From these three subgoals, what you define are a series of activities, initiatives, or strategic objectives in four dimensions: 1) Economic and Financial, 2) Customer, 3) Internal business or operational, and 4) Innovation and learning. All of these, you relate in the different dimensions so that in the end you create a series of programs that touch one or several of these strategic objectives in each of the dimensions, and finally to each program you assign a set of several actions over time as well as their champions (who will carry them out and their support teams, something like a RACI matrix) and you have a proto-roadmap ready.
The idea behind this exercise obviously was not to establish the company’s strategy two years out by a newbie who had just arrived, but to have an artifact in the form of a roadmap that would serve to trigger a conversation that would allow me to adjust my focus based on a series of strategically prioritized objectives and agreed upon both with the C-Level and with the company’s shareholders.
And you know what happened? That mission accomplished 🚀, I managed to have in record time, a roadmap with some sense that was discussed and modified, creating a good first impression in the company, because although it’s true that saying you only have one chance to make a good impression and although I did not have that impression during my onboarding I was able to give that good impression during my first executive committee about my capabilities.
In conclusion, my first days as CPO were full of unexpected challenges and significant learnings. The key to navigating this uncertainty was adopting a proactive and strategic attitude. I would like to highlight three essential lessons that I think will be useful to anyone facing similar situations:
Preparation: Although formal onboarding was nonexistent, creating one’s own based on dialogue and exploration was crucial. Don’t wait to be given all the answers; actively seek to understand the environment and dynamics of your new organization.
Collaboration: Establishing early connections with key people, especially in areas such as technology and marketing, can provide crucial insights and facilitate important synergies.
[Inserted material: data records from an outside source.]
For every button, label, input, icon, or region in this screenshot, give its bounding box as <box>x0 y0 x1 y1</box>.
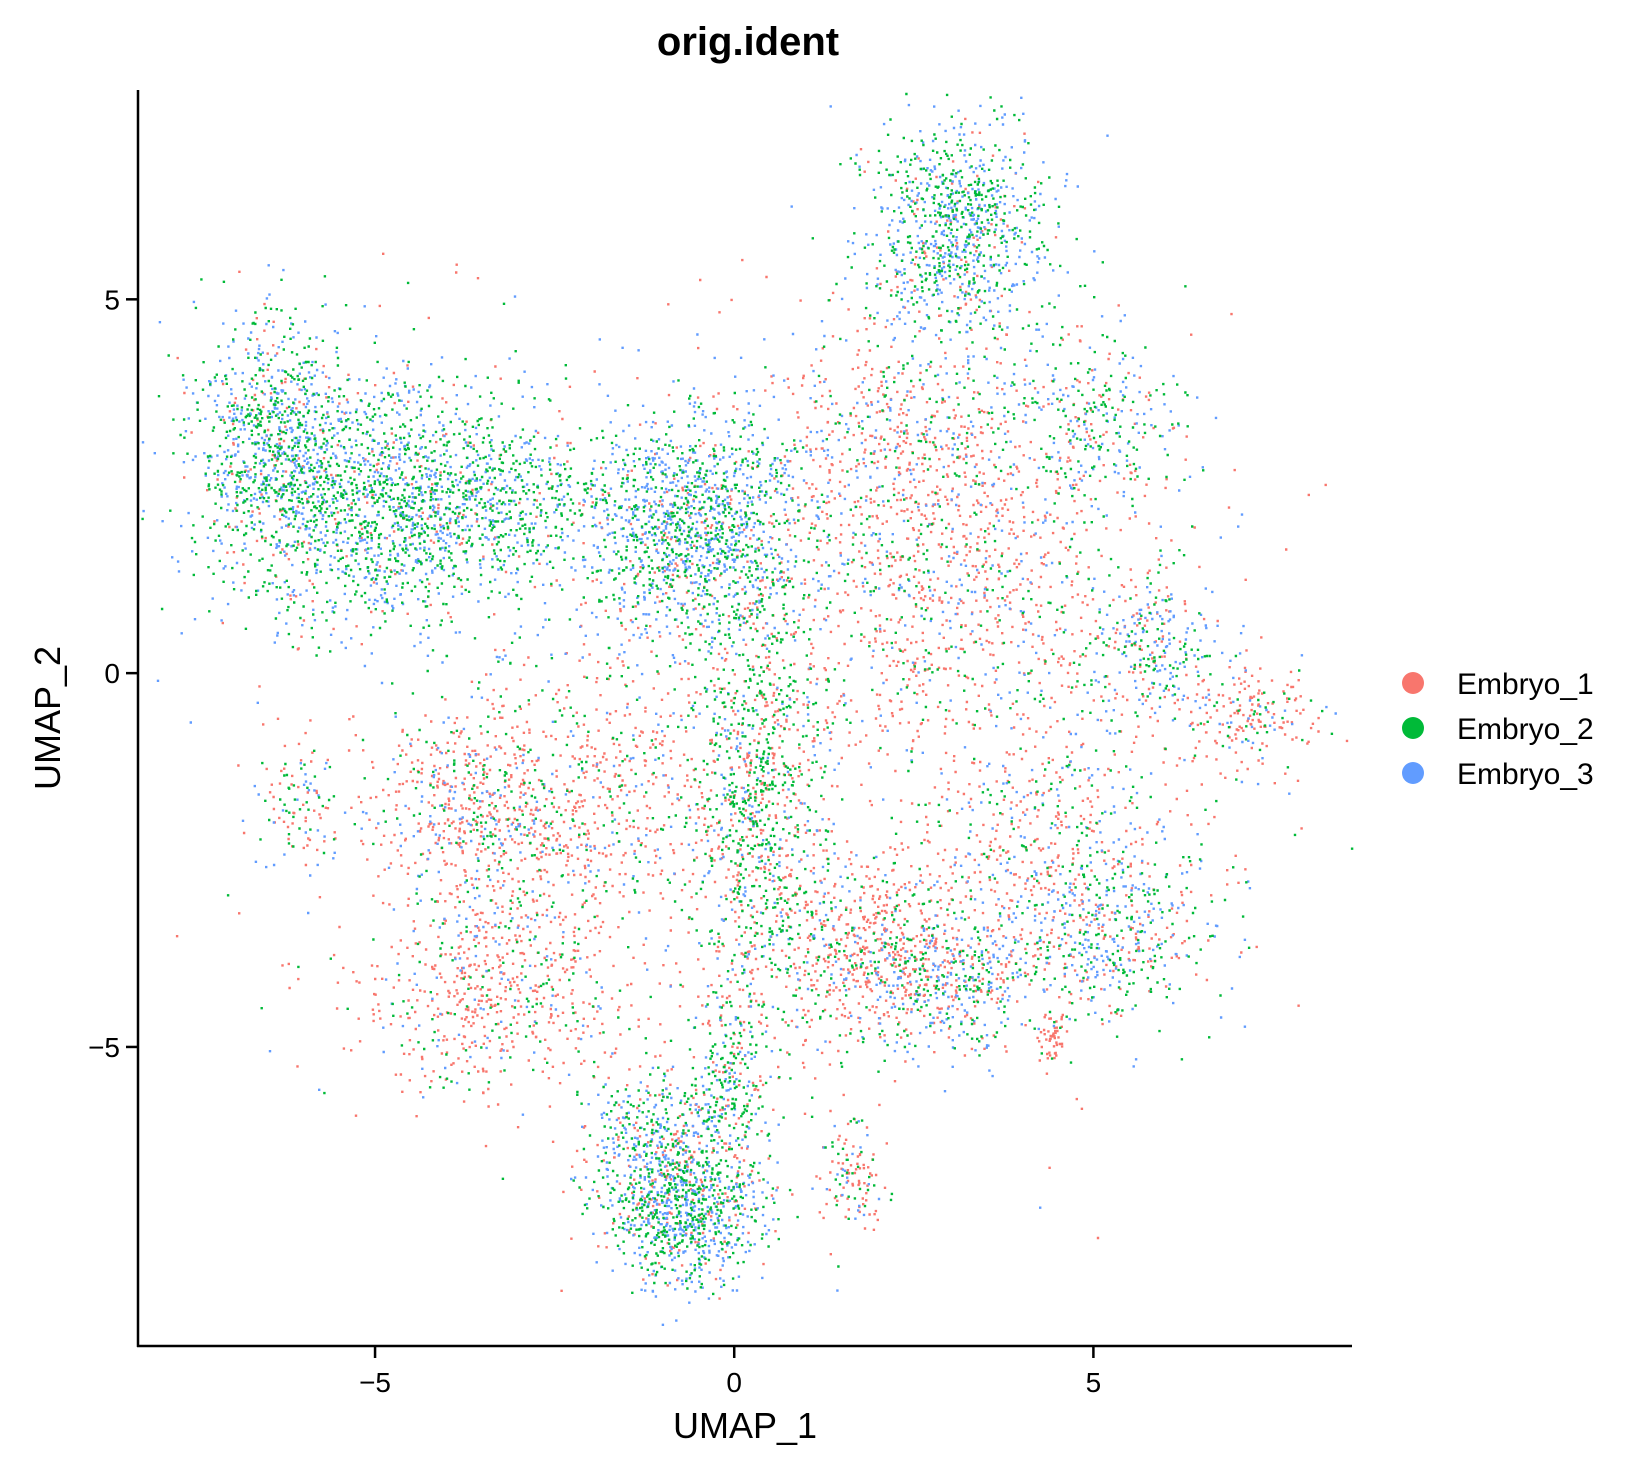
legend-label-embryo_1: Embryo_1 <box>1457 668 1594 701</box>
y-axis-title: UMAP_2 <box>27 646 68 790</box>
points-embryo_1 <box>175 117 1349 1300</box>
y-tick-label: −5 <box>88 1032 120 1063</box>
chart-title: orig.ident <box>657 20 839 64</box>
y-tick-label: 0 <box>104 658 120 689</box>
x-tick-label: 5 <box>1086 1367 1102 1398</box>
scatter-points <box>141 92 1354 1327</box>
points-embryo_2 <box>141 92 1354 1296</box>
x-tick-label: −5 <box>359 1367 391 1398</box>
x-axis-title: UMAP_1 <box>673 1405 817 1446</box>
points-embryo_3 <box>141 96 1337 1327</box>
x-axis-ticks: −5 0 5 <box>359 1346 1101 1398</box>
legend-key-embryo_1 <box>1402 672 1424 694</box>
legend-key-embryo_3 <box>1402 762 1424 784</box>
y-tick-label: 5 <box>104 284 120 315</box>
legend-key-embryo_2 <box>1402 717 1424 739</box>
legend: Embryo_1 Embryo_2 Embryo_3 <box>1402 668 1594 791</box>
legend-label-embryo_2: Embryo_2 <box>1457 713 1594 746</box>
y-axis-ticks: −5 0 5 <box>88 284 138 1063</box>
legend-label-embryo_3: Embryo_3 <box>1457 758 1594 791</box>
x-tick-label: 0 <box>726 1367 742 1398</box>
Strategy: Using strategic planning tools, like the ‘balanced score card’, helps structure your thoughts and align your actions with broader business objectives.
These strategies not only helped me survive but thrive in a challenging environment. For those who find themselves in similar situations, I recommend adopting a similar approach: face chaos with curiosity, preparation, and a clear plan. What about you? Have you faced similar challenges? What strategies have worked for you? I look forward to your comments and experiences.